News and feature articles

copywriting

proof reading

sub-editing

interviewing

Q & A

Whats the best thing to happen to you in your career to date?

I was recently sponsored by the Media Entertainment and Arts Alliance (MEAA) to attend the inaugural Women in Media national conference on the Gold Coast, representing rural SA. It was a fantastic experience and one I am very grateful for.

What does a typical work week look like for you?:

I really love profile pieces -- pieces about people, who they are and what they do, which a previous newsroom I worked in called 'With Heart' stories. These are the stories which make my heart sing. A typical week can include researching and interviewing someone for a magazine or newspaper profile piece and then writing the story to meet my deadline. Other freelance projects I have worked on have included: * Collating and editing e-newsletters and medical Powerpoints for commercial use; * Creating social media posts regarding state-of-the-art medical treatment; * Creating engaging content for lay people on specialised topics including finance and IT; * Covering stock sales including ram stud auctions in south-east South Australia *Co-ordinating, writing and selling advertising space for an inaugural fishing competition; * Finding the angle for a news, human interest story or feature piece; *Sub-editing and proofreading academic work including honours theses in the commerce and history fields, along with undergraduate constitutional law assignments; * Writing and proofing scholarship applications; * Assisting in the job search process by tailoring an individual client's unique skills and abilities to create a kick a*se cover letter taking into account the advertised job description and KPIs.

Describe your working environment in a few sentences..

I spend a lot of time in the office with my coffee, trusty notebooks, computer and diary. Working from home means my office is pet friendly and I often have a dog on my lap snoozing while I write. But I love to get out of the office as much as I can, see the world and have a good chat to my clients. Being a freelancer truly does allow me to work from anywhere.

What sets you apart from other freelancers in your industry?

Working as a journalist for almost a decade, in multiple newsrooms across Australia means I have a good handle on a range of issues, and the empathy to go with it. Being the eldest of five children means I am also pretty good at listening and reading visual cues!

What are the tools of your trade?

Notebook, pen, mobile phone, diary and of course, a 'to do' list. My computer also comes in handy as well!

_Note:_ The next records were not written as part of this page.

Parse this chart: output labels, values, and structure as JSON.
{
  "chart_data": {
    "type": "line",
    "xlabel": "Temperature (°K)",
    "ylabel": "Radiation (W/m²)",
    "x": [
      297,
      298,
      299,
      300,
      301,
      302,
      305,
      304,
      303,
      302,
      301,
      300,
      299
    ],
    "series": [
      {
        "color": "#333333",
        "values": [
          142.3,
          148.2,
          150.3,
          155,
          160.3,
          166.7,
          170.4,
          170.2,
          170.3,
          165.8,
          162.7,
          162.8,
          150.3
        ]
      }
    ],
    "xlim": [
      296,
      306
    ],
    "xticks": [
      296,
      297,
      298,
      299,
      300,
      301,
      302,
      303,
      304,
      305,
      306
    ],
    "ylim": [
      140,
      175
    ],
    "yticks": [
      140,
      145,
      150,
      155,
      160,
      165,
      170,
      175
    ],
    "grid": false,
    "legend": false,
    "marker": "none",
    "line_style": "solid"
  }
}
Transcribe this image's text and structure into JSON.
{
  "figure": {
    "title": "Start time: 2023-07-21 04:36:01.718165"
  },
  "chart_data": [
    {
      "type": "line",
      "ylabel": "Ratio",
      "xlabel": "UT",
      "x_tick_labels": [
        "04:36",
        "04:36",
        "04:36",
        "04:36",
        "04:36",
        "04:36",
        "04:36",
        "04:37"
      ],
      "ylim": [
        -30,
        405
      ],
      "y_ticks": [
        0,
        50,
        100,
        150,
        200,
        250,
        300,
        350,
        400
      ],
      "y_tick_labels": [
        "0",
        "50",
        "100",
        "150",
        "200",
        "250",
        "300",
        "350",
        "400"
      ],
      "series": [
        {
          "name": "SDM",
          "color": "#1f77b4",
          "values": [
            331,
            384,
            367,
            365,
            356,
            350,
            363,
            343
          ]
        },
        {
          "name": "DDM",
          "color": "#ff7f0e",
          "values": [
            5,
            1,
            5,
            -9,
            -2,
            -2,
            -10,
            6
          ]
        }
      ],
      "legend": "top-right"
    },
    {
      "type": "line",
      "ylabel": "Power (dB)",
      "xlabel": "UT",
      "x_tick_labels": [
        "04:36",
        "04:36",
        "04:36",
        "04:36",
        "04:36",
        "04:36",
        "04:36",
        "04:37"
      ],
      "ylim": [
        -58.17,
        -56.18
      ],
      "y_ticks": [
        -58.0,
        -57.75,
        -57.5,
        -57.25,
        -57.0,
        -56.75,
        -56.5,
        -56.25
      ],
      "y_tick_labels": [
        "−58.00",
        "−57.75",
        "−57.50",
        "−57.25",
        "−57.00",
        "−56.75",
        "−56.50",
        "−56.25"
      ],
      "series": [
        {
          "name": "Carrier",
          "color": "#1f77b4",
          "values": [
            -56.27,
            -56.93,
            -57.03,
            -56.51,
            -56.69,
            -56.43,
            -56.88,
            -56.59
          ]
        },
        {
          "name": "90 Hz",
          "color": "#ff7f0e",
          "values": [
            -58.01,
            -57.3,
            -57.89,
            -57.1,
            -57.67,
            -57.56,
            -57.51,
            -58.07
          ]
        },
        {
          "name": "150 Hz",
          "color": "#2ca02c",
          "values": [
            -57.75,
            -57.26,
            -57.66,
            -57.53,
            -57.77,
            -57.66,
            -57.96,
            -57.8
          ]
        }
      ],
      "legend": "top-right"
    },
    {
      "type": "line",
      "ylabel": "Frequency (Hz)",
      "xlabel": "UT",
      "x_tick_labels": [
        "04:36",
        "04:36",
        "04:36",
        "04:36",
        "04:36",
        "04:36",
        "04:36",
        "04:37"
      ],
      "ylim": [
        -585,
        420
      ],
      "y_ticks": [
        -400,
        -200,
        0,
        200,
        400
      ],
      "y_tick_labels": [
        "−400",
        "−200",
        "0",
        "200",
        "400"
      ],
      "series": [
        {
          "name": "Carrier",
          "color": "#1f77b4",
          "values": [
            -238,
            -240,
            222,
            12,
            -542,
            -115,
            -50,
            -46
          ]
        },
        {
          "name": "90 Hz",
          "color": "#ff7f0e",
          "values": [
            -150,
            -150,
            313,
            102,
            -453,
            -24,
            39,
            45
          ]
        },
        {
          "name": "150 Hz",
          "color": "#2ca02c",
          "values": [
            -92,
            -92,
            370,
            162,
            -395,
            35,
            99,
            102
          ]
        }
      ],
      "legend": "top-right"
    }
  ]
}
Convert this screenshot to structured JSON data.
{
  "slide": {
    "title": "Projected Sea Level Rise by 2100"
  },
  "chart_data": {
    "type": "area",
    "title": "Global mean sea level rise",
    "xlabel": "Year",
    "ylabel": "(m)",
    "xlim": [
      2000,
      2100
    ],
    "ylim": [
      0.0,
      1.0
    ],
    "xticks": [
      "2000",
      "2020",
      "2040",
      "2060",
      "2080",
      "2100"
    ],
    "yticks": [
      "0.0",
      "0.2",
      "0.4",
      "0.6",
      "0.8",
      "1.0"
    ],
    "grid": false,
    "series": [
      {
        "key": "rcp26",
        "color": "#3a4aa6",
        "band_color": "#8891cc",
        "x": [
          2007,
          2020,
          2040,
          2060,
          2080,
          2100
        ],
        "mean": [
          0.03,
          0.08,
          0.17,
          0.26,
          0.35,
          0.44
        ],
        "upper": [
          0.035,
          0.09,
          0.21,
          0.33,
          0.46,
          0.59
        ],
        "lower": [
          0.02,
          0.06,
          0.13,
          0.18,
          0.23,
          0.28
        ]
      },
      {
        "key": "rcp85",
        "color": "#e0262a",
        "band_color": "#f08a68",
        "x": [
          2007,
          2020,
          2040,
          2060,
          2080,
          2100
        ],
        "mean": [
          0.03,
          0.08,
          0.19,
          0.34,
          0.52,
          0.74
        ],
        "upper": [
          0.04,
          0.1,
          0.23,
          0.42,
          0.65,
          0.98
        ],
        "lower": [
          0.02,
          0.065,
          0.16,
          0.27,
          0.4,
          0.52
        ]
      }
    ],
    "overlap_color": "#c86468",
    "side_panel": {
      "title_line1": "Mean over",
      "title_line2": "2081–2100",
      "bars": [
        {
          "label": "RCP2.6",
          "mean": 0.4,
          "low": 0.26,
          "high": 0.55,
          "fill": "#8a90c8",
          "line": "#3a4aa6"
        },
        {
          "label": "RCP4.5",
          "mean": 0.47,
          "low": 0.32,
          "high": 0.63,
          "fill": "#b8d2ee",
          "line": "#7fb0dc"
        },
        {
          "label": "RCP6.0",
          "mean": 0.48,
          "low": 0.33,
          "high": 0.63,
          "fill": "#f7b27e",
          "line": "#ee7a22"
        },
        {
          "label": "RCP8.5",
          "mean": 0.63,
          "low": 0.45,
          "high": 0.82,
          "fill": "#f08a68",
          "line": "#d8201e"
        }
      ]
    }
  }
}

Do you collaborate with others? If yes, how does that works?

Yes, I'm more than happy to do this! There is a place for team work in creating any great project and no one is an expert at everything. I would be more than happy to hear from anyone interested in collaborating.

Whats been the biggest freelancing lesson to date?

Reaching out and connecting. Being a freelancer can be quite isolating. It is important to let others in the industry know how you are going and let people who are not in the industry know who you are and what you do. Changing the perception of a nine to five office job is not going to happen overnight, but it is important for people to know it is possible.